Virginia Woolf's "Time Passes" from To the Lighthouse

The initial idea and overall organization of this project was the work of Julia Briggs (1943-2007), in whose memory the project was completed. When the project was undertaken in the late 2000s Virginia Woolf's writing was still in copyright, but under United Kingdom law this expired on 1 January 2012, being the first day of the 70th year following her death in 1941. The original project materials, and an innovative interface to them, were all loaded onto an independent project website called Woolf Online that is reached from the link on the left, and protected in its various parts--Woolf's writing, contextualizing pictures, and interface design--by assertions of the various creators' rights. The interface, for example, has the most liberal assertion of rights via a Creative Commons Attribution, Non-Commerical, No-Derivatives (known as CC BY-NC-ND) licence. In the light of Woolf's work entering the public domain at the start of 2012, moves are afoot to recreate on a CTS website as much of the project's materials, with as few restrictions, as possible. What follows is a description of the project from the Woolf Online website.


This project takes as its case study the experimental passage, "Time Passes", from Virginia Woolf's novel To the Lighthouse (1927). Virginia Woolf composed the first draft between 30th April and 25th May 1926, with an interval of four days, between 10th and 13th May, when she was working on an article on De Quincey for the Times Literary Supplement. The project brings together the different stages of writing that went into the making of "Time Passes" to create a record of its development in the form of a genetic edition of the text, and to embed that edition in a network of histories and contexts that reconfigure traditional annotation techniques as a system of linked but separate strands of thought, thus producing a new form of literary archaeology.

"Time Passes" is the ideal text for this project, not merely because it is a difficult and highly experimental piece of fiction, concerned with the relation between conscious and unconscious thought, but also, more pragmatically, because its history is exceptionally well documented.
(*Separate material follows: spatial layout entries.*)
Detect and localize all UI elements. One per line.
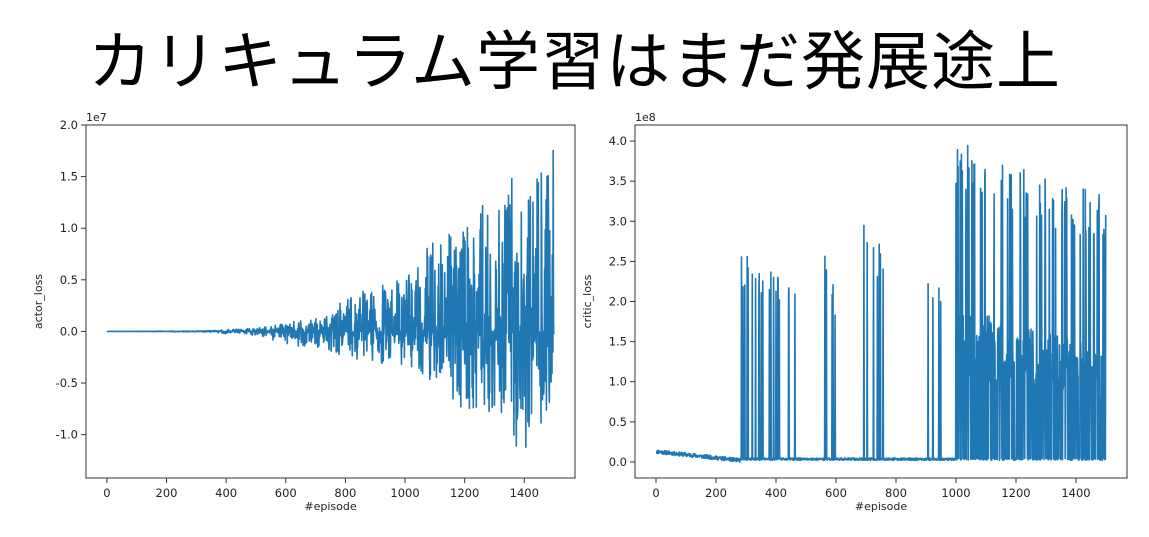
- y-tick-label: 1.0: [609, 375, 627, 389]
- x-tick-label: 200: [156, 486, 178, 500]
- y-tick-label: 1.0: [60, 221, 78, 235]
- y-offset-label: 1e8: [635, 111, 656, 124]
- y-tick-label: 0.0: [609, 455, 627, 469]
- y-tick-label: -0.5: [56, 376, 78, 390]
- plot-frame: [85, 124, 576, 479]
- y-tick-label: 2.0: [609, 295, 627, 309]
- x-tick-label: 0: [652, 486, 659, 500]
- x-axis-label: #episode: [304, 500, 356, 513]
- y-tick-label: 2.0: [60, 118, 78, 132]
- y-tick-label: 1.5: [609, 335, 627, 349]
- x-tick-label: 600: [275, 486, 297, 500]
- x-tick-label: 600: [825, 486, 847, 500]
- y-axis-label: critic_loss: [581, 274, 594, 328]
- x-tick-label: 1000: [941, 486, 970, 500]
- y-tick-label: 4.0: [609, 134, 627, 148]
- y-tick-label: 3.5: [609, 174, 627, 188]
- x-tick-label: 0: [103, 486, 110, 500]
- y-tick-label: 0.5: [60, 273, 78, 287]
- critic-loss-series-line: [655, 144, 1107, 463]
- x-tick-label: 200: [705, 486, 727, 500]
- slide-title: カリキュラム学習はまだ発展途上: [87, 26, 1062, 100]
- y-offset-label: 1e7: [86, 111, 107, 124]
- x-tick-label: 400: [765, 486, 787, 500]
- x-tick-label: 1200: [450, 486, 479, 500]
- x-tick-label: 800: [885, 486, 907, 500]
- y-tick-label: 2.5: [609, 254, 627, 268]
- x-tick-label: 400: [215, 486, 237, 500]
- x-axis-label: #episode: [855, 500, 907, 513]
- y-tick-label: 0.5: [609, 415, 627, 429]
- x-tick-label: 1000: [390, 486, 419, 500]
- x-tick-label: 1200: [1001, 486, 1030, 500]
- y-tick-label: 3.0: [609, 214, 627, 228]
- y-tick-label: -1.0: [56, 428, 78, 442]
- x-tick-label: 1400: [510, 486, 539, 500]
- y-axis-label: actor_loss: [32, 274, 45, 329]
- y-tick-label: 0.0: [60, 324, 78, 338]
- y-tick-label: 1.5: [60, 170, 78, 184]
- actor-loss-series-line: [106, 149, 555, 448]
- x-tick-label: 1400: [1061, 486, 1090, 500]
- x-tick-label: 800: [334, 486, 356, 500]
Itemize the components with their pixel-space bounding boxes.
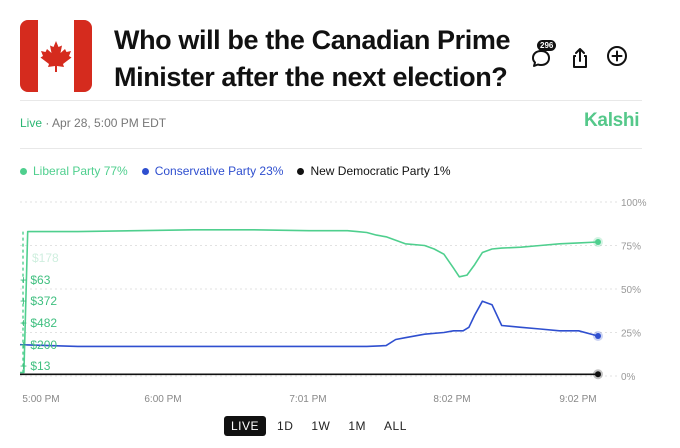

In addition to the first manuscript draft, there are two further stages of revision recorded, as well as three different published versions, none of them obviously representing a final intention. One unique feature of this project is made possible by Woolf's distinctive writing practice which enabled the project to identify the precise date on which each portion of her first draft was written, and so to correlate that portion with other documents, letters, diary etc, written on the same day. The first draft of "Time Passes" was composed in 26 days between 30th April and 25th May 1926, days during which a major political crisis, the first ever General Strike, was unfolding, an event that provides further perspective on the text.

The first draft of the text, the Initial Holograph Draft, and the private and public histories of its composition are dynamically linked, making it possible to read each day's draft in the context of the rest of Woolf's activities. The four stages of the current project, therefore, are as follows

  1. the genetic edition of the text
  2. first draft history, (a) personal
  3. first draft history, (b) public
  4. Stephen family history

Both parts of the first draft history, personal and public, can be found within the Contextual section of the site.